The only gene therapy currently marketed in the US, Spark Therapeutics’ Luxturna (voretigene neparvovec-rzyl), for a rare form of inherited blindness, is an AAV-based product, as are most of the gene therapies currently in clinical development. Meanwhile, bluebird bio’s Zynteglo, under consideration by the European Commission for approval in the blood disorder beta-thalassemia, is a lentiviral-based therapy.

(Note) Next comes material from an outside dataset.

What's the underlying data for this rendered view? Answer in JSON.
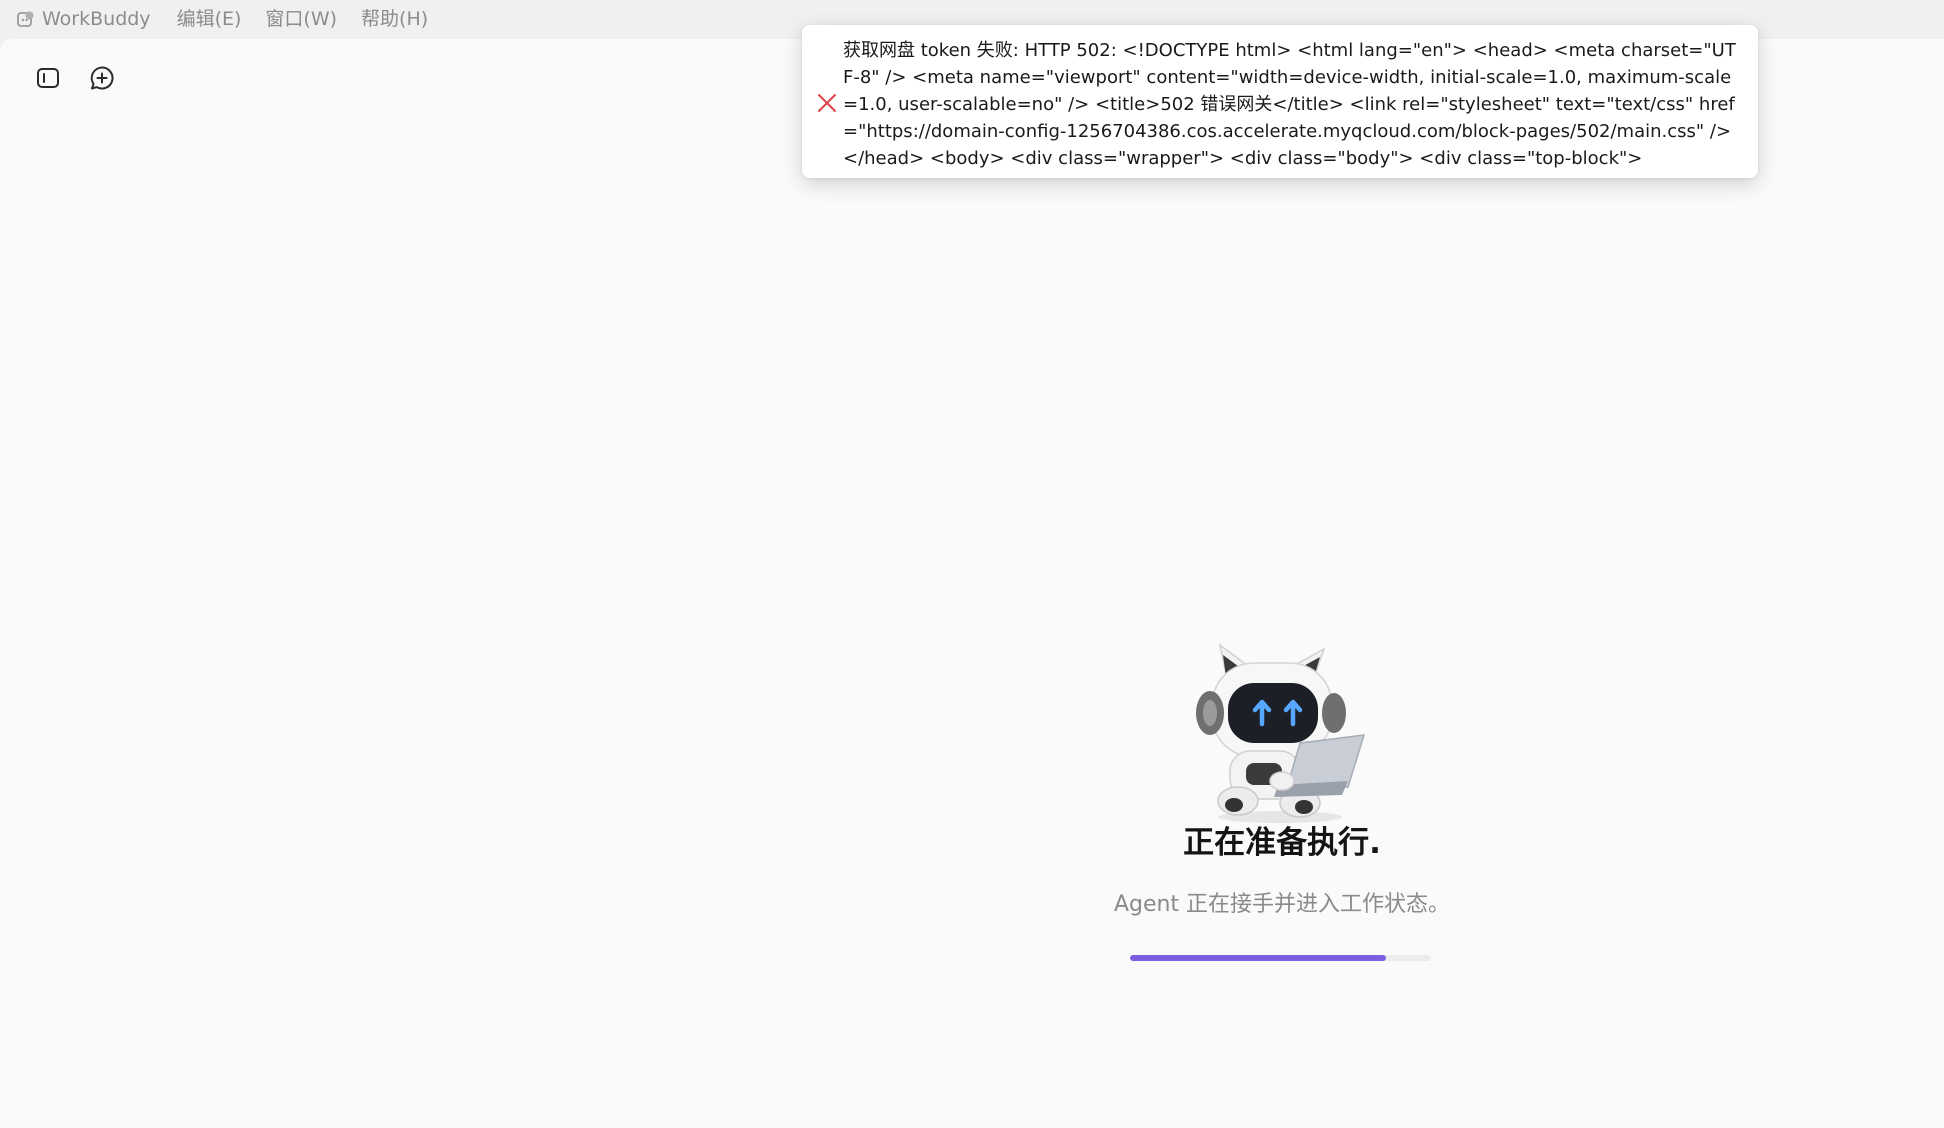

Bluebird has a longstanding relationship with another contract manufacturer that does work in gene therapy, Switzerland-based Lonza, and recently opened its own manufacturing plant for gene and also cell therapies. At an investor conference in New York last month, panelists in a discussion about manufacturing mostly agreed that in-house manufacturing is preferable to reliance on contract manufacturers. Speakers in a panel at the B. Riley Healthcare Conference in September voiced similar opinions, saying that in-house manufacturing allows for greater flexibility and lowers long-term costs. By contrast, reliance on contract manufacturers is common in the early stages of development, but the need for scale – especially in later stages of development and commercialization – requires a transition to companies manufacturing products themselves.